Center for Hellenic Studies
From Wikipedia, the free encyclopedia
The Center for Hellenic Studies is a research institute for classics located in Washington, D.C. at 3100 NW Whitehaven Street. It is affiliated with Harvard University.
Nestled in Rock Creek Park behind Embassy Row, the Center offers fellowships to 12 fellows each year and provides them and their families with housing for the duration of their stay. Each year, the fellows are selected by a panel of senior fellows, who are selected by a panel of faculty from the classics department at Harvard, the so-called Senior Fellows. Fellows are typically post-docs, adjuncts, or associate professors from around the world (more specifically, almost exclusively from Europe or the US, where classics are typically studied).
The director of the Center is one of the senior fellows and a faculty member of the Harvard classics department. He manages the operation of the Center and plans long term research and publishing goals. The current faculty at the Center comprises the current director Greg Nagy as well as the assistant director Doug Frame.

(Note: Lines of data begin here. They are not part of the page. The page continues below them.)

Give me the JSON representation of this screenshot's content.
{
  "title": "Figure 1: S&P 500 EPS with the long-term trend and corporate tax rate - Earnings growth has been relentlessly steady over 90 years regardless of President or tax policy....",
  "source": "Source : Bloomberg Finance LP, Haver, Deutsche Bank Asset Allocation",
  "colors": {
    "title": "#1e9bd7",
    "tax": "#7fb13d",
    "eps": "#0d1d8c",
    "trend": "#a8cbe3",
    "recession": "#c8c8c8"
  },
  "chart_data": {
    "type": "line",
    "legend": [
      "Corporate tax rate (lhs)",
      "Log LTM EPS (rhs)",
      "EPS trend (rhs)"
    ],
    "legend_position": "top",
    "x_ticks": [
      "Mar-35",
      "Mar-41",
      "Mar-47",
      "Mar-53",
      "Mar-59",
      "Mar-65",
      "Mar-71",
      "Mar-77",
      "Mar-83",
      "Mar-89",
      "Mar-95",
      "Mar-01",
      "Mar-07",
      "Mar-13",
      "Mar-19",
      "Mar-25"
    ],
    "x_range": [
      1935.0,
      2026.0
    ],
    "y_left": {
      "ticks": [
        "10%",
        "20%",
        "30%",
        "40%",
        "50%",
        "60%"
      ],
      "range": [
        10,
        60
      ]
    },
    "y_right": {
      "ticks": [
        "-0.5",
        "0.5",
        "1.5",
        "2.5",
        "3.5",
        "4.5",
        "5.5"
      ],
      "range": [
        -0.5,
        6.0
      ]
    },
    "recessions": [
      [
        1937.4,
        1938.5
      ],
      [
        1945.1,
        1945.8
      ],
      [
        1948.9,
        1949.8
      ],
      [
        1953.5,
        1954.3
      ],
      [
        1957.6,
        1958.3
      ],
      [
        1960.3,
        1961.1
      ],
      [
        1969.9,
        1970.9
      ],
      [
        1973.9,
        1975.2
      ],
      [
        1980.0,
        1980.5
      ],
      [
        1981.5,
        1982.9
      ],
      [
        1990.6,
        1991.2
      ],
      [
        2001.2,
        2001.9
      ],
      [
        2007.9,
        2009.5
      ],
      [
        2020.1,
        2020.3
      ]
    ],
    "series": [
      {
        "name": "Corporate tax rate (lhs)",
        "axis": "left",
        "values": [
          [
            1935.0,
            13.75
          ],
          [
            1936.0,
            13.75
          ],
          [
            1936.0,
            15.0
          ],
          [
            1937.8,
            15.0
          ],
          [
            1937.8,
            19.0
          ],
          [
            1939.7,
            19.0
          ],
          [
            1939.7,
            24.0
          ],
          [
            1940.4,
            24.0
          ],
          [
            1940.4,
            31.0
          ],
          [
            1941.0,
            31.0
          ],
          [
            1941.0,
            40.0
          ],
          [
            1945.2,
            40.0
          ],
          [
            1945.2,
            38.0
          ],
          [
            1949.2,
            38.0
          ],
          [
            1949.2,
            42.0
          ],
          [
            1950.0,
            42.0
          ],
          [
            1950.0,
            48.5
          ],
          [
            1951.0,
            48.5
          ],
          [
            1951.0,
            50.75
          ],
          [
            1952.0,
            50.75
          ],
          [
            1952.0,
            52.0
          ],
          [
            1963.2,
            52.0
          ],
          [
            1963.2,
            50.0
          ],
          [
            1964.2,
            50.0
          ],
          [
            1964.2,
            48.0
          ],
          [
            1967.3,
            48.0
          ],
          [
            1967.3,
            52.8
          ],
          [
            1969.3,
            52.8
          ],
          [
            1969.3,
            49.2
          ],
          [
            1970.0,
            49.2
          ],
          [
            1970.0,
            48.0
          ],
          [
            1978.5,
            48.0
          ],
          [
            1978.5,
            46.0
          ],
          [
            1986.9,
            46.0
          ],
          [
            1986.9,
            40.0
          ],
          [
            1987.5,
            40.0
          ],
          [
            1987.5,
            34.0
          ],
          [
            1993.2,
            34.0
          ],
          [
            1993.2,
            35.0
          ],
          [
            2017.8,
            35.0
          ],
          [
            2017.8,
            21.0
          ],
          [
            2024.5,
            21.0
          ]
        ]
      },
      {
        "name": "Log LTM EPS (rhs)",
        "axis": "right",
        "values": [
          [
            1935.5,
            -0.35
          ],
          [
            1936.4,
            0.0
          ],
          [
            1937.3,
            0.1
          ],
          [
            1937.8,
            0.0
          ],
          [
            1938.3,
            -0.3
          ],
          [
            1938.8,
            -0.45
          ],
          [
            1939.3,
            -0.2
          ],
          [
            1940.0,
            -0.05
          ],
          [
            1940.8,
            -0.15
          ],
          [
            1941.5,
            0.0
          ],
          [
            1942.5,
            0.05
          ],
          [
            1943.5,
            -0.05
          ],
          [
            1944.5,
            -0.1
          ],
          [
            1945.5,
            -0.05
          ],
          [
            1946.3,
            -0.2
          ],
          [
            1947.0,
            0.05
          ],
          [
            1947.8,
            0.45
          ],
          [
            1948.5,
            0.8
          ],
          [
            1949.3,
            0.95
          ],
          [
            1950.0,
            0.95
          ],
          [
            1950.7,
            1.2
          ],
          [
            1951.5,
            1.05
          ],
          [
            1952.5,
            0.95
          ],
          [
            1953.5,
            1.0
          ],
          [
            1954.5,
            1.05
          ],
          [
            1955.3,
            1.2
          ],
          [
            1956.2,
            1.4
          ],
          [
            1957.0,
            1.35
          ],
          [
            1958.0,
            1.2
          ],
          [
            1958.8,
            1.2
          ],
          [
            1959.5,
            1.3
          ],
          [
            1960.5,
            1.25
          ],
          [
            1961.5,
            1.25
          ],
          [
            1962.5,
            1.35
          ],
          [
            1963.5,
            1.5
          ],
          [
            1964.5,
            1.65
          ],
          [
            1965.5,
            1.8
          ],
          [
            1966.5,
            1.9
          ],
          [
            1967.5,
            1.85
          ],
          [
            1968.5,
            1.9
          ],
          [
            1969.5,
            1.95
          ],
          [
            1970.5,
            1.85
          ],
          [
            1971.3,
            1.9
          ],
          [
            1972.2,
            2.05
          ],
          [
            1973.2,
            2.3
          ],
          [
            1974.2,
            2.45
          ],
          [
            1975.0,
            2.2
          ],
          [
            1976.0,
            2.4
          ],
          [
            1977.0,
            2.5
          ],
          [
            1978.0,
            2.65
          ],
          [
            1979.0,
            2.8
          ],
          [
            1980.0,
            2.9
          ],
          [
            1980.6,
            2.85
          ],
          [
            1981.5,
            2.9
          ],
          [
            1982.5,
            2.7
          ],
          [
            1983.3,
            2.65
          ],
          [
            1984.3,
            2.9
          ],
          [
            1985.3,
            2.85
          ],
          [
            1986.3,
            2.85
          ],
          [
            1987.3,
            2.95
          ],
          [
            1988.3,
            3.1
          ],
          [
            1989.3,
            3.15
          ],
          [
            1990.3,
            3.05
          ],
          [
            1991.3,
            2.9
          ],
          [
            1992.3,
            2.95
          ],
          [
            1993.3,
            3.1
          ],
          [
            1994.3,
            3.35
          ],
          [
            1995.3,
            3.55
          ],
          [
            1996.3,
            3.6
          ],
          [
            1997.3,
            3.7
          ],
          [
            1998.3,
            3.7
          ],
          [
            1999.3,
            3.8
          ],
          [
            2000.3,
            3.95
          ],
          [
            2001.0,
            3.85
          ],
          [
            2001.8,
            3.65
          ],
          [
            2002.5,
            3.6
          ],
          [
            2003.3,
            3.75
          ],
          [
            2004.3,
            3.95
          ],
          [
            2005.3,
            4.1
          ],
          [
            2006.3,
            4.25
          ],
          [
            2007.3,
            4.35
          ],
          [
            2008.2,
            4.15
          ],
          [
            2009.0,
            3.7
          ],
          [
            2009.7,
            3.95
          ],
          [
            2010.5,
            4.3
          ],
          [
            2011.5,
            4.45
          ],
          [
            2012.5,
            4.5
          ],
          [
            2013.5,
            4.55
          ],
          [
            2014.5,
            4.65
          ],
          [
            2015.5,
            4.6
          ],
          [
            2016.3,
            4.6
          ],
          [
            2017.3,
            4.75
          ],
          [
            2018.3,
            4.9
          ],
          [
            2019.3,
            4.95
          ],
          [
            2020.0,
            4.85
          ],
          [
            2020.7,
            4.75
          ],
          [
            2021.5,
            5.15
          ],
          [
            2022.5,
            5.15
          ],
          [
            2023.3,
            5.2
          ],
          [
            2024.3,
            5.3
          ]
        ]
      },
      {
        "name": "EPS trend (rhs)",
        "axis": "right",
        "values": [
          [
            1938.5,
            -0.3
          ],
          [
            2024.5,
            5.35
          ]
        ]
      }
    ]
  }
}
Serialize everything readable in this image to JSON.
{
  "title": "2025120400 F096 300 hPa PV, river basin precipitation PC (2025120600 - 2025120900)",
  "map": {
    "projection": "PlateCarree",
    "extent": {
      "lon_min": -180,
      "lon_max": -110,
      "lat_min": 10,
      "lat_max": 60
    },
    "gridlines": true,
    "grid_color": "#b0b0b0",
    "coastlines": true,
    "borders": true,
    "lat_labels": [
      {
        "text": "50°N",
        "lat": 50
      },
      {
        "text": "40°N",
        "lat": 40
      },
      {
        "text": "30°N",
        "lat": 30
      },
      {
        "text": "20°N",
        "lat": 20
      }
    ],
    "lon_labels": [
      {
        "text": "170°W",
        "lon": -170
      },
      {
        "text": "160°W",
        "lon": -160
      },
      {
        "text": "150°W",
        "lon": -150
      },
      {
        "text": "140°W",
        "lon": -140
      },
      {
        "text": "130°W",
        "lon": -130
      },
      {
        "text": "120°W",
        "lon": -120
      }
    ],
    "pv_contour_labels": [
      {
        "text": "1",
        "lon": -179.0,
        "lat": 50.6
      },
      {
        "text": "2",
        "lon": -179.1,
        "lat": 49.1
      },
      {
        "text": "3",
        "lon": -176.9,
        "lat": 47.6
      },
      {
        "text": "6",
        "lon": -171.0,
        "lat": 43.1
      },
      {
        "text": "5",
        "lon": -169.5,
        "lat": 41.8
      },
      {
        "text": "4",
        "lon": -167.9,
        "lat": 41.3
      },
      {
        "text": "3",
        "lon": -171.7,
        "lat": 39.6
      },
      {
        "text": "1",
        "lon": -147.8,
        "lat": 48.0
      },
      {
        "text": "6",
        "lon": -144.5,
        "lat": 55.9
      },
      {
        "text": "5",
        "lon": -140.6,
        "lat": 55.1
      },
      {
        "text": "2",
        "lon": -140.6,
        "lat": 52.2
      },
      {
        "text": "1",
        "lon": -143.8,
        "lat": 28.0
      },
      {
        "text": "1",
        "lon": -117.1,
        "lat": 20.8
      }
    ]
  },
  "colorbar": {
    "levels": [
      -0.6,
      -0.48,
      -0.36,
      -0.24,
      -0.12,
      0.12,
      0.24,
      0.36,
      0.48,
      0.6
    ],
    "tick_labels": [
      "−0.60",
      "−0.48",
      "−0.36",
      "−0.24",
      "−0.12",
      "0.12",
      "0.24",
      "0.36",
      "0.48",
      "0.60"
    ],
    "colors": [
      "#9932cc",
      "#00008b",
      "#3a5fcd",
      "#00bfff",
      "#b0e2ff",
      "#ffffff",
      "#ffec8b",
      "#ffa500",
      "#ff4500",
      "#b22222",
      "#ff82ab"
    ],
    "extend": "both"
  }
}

The main building of the Center has a top notch library which the faculty and the fellows use for their research. It includes a rare book room with several ancient manuscripts. The main building also houses offices for the fellows, the staff, and the faculty. The mildly wooded campus also has a large mansion for the director's residence, a bungalow with apartments for the fellows with no families, and several cottages for the fellows with families. It has a few acres of land with access to paths through Rock Creek Park.
[edit] History
The Center was established in 1961 through an endowment made "exclusively for the establishment of an educational center in the field of Hellenic Studies designed to rediscover the humanism of the Hellenic Greeks" by the Old Dominion Foundation (the predecessor to the Andrew W. Mellon Foundation) entrusted to Harvard University. The land on which the Center was built was donated by Marie Beale in memory of her son Walker Blaine Beale (Harvard University class of 1918) who died in World War I. In 1996, the Italian Embassy bought about half of the land from the Center and built a new facility there.